Asymptotic predictions on the velocity gradient statistics in low-Reynolds-number random flows: onset of skewness, intermittency and alignments

Abstract

Stirring a fluid through a Gaussian forcing at a vanishingly small Reynolds number produces a Gaussian random field, while flows at higher Reynolds numbers exhibit non-Gaussianity, cascades, anomalous scaling and preferential alignments. Recent works (Yakhot & Donzis, Phys. Rev. Lett., vol. 119, 2017, 044501; Khurshid et al., Phys. Rev. E, vol. 107, 2023, 045102) investigated the onset of these turbulent hallmarks in low-Reynolds-number flows by focusing on the scaling of the velocity gradients and velocity increments. They showed that the onset of power-law scalings in the velocity gradient statistics occurs at low Reynolds numbers, with the scaling exponents being surprisingly similar to those in the inertial range of fully developed turbulence.
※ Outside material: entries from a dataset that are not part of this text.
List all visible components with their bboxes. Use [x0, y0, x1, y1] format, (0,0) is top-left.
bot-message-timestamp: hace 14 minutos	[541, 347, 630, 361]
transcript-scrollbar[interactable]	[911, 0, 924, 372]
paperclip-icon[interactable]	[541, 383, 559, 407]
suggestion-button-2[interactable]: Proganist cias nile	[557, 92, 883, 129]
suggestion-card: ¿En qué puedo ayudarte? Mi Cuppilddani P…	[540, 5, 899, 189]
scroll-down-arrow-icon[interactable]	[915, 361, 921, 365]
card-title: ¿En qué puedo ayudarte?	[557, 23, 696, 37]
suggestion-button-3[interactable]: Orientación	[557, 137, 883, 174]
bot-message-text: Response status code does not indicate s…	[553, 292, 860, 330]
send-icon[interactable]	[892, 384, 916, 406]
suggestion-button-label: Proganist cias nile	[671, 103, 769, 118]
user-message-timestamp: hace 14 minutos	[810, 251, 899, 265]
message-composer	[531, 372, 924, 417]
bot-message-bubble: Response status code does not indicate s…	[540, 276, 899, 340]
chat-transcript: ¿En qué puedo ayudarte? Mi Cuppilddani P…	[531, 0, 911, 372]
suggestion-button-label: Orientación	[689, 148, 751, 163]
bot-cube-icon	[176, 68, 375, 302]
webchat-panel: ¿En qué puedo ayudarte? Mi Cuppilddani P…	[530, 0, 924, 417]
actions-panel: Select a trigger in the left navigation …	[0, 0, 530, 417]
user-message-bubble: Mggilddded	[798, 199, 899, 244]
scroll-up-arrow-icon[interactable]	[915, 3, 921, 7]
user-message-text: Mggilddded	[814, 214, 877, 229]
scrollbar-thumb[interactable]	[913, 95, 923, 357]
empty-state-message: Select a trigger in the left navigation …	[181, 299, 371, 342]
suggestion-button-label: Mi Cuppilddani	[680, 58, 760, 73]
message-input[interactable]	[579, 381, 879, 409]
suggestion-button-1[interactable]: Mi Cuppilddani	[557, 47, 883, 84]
In this work we address the onset of turbulent signatures in low-Reynolds-number flows from the viewpoint of the velocity gradient dynamics, giving insights into its rich statistical geometry. We combine a perturbation theory of the full Navier–Stokes equations with velocity gradient modelling. This procedure results in a stochastic model for the velocity gradient in which the model coefficients follow directly from the Navier–Stokes equations and statistical homogeneity constraints. The Fokker–Planck equation associated with our stochastic model admits an analytic solution that shows the onset of turbulent hallmarks at low Reynolds numbers: skewness, intermittency and preferential alignments arise in the velocity gradient statistics through a smooth transition as the Reynolds number increases. The model predictions are in excellent agreement with direct numerical simulations of low-Reynolds-number flows.